I never had any of the issues you cite with OpenOffice, though admittedly I am a VERY light user of office apps. That being said if I didn't get a free (legit) copy of Office 2010 recently then I'd be running LO.

Re: Greywind is Dead. Long Live Talon!

Posted: Mon Sep 09, 2013 8:43 am
by Arioch
I downloaded LibreOffice, and it's functional, if uninspiring. It looks in layout and functionality very similar to Word & Excel 2003, which I believe I still have (though I'll have to go dive for the disks in storage... I passed over them as it didn't occur to me I'd have any use for Greywind's install disks). I find the way LO Writer renders fonts to be a bit shabby.

To be honest, except for the crazy subscription pricing model, the only thing that really bothers me about Office 2013 is how it looks. I really like the Windows 7 Aero interface, and Office 2013 discards it in favor of the Windows 8 Metro blocky opaque crap. I realize that Amazon and others still sell Office 2010, but I'm not sanguine about dropping $140 on discontinued software just because I don't like how the title bar of new version looks.

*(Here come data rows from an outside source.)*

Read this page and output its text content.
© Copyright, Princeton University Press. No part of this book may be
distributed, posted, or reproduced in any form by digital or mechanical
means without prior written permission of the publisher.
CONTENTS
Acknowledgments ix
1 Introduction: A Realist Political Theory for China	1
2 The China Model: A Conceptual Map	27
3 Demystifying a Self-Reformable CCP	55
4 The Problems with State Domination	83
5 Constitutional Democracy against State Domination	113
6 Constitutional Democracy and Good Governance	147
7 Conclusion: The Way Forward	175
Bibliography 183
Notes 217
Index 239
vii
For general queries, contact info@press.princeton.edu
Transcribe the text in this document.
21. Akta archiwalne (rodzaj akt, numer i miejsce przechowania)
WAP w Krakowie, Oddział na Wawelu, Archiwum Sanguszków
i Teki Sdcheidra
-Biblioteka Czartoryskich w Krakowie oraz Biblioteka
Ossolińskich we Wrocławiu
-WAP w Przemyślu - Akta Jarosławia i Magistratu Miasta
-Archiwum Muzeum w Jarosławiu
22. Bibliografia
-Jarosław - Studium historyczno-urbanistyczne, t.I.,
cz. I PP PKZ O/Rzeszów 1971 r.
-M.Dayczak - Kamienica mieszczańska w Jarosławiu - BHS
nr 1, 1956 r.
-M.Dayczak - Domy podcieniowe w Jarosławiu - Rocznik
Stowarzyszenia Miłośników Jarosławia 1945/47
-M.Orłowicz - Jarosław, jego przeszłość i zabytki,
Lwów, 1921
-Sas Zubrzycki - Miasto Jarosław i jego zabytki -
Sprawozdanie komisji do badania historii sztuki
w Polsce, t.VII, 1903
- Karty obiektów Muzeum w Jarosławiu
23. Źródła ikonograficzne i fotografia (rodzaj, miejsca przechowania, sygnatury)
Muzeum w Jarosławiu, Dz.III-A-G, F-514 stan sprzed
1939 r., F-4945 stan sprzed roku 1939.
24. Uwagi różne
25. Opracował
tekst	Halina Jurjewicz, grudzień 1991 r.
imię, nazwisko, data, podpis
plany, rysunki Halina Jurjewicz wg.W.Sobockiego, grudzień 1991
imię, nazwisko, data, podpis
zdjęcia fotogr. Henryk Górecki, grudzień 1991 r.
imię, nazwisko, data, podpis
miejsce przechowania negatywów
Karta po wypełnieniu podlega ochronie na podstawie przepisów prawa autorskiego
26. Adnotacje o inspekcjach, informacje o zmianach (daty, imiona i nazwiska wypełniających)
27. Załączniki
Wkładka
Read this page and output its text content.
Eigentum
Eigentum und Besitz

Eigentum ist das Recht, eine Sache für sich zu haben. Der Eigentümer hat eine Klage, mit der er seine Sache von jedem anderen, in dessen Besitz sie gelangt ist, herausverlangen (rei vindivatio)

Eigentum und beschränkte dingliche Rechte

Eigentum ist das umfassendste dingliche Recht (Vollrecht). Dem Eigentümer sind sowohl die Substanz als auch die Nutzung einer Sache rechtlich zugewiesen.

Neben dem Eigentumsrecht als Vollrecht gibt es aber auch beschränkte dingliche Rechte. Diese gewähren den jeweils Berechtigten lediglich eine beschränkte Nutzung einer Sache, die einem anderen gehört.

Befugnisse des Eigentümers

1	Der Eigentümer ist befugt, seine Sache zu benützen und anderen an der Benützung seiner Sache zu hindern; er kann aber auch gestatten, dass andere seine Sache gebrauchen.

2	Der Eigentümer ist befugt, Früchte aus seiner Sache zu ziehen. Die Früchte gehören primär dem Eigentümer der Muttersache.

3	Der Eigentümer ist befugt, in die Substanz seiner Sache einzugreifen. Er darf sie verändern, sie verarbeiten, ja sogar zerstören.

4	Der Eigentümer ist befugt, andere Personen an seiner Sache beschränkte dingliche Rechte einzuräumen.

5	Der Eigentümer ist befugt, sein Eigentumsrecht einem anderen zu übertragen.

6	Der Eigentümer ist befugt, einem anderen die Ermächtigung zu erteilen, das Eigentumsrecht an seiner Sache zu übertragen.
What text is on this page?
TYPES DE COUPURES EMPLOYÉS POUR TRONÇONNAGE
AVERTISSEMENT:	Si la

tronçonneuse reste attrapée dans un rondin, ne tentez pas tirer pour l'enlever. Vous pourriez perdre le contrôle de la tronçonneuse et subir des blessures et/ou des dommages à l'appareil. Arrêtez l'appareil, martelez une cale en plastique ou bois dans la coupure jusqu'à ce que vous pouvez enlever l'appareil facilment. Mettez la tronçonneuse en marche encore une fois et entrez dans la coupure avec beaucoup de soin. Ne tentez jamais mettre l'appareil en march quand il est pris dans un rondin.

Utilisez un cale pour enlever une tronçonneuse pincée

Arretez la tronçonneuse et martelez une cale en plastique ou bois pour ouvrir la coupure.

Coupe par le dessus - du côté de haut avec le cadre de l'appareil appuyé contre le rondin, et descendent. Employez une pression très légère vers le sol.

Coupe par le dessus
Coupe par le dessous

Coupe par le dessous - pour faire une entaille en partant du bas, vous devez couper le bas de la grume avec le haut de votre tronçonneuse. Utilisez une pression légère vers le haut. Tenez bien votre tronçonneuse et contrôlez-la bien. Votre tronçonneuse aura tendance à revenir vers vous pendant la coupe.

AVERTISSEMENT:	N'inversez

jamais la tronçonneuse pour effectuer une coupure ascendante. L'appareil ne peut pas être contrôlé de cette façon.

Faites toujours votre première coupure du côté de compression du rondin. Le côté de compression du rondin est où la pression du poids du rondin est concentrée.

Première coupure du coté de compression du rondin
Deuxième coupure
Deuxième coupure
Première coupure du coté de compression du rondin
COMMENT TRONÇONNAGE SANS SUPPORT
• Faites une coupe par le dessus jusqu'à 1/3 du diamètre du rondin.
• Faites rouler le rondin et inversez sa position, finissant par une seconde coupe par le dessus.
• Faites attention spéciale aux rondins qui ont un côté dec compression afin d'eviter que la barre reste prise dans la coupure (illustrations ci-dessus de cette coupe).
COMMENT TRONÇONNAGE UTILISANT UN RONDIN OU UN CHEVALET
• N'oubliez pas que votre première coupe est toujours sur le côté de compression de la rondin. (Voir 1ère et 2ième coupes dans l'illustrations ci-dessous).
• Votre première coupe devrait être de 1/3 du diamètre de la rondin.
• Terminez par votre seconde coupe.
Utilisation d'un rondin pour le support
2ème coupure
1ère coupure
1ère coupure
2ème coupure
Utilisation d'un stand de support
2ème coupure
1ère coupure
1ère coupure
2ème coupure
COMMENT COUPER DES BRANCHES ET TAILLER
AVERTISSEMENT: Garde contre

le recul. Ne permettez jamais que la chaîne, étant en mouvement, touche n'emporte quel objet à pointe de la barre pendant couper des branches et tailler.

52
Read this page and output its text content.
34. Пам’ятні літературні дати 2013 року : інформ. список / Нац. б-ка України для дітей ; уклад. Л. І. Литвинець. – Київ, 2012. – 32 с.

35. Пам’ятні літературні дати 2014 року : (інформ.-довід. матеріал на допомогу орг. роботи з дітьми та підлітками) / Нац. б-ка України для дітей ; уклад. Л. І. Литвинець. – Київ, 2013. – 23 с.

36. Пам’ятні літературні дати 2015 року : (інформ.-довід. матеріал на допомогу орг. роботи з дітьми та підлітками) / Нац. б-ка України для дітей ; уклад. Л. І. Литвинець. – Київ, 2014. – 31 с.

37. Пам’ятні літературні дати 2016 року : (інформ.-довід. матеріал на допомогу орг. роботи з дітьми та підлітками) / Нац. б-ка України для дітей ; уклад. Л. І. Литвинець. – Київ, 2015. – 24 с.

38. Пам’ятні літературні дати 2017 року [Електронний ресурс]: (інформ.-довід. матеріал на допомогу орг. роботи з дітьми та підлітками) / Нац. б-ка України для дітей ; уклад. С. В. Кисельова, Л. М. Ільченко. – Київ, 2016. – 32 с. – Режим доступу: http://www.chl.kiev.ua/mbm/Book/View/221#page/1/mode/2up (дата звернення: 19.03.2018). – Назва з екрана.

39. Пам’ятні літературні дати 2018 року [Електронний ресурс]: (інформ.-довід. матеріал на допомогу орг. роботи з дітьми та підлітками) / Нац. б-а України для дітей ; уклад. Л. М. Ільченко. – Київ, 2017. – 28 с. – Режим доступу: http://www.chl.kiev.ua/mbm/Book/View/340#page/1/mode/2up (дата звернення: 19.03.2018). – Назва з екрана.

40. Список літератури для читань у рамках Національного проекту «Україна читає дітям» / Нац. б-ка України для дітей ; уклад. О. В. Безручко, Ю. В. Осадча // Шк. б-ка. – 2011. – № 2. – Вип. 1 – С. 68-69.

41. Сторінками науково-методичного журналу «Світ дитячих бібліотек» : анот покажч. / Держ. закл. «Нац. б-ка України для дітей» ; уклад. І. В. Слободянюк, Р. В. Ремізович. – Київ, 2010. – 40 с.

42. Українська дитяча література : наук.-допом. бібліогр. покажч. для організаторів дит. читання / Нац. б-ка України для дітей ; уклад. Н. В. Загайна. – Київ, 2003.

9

Oh well, it's not something that I have to worry about right now. Photoshop and Lightwave (which are not the newest versions) appear to work fine. Though if I ever want to upgrade Photoshop, I'm going to run into similar problems... as Adobe is trying the same shit Microsoft is with subscription-only pricing models.

Re: Greywind is Dead. Long Live Talon!

Posted: Mon Sep 09, 2013 8:52 am
by Hālian
Upgrade to a non-CC version like, say, CS6???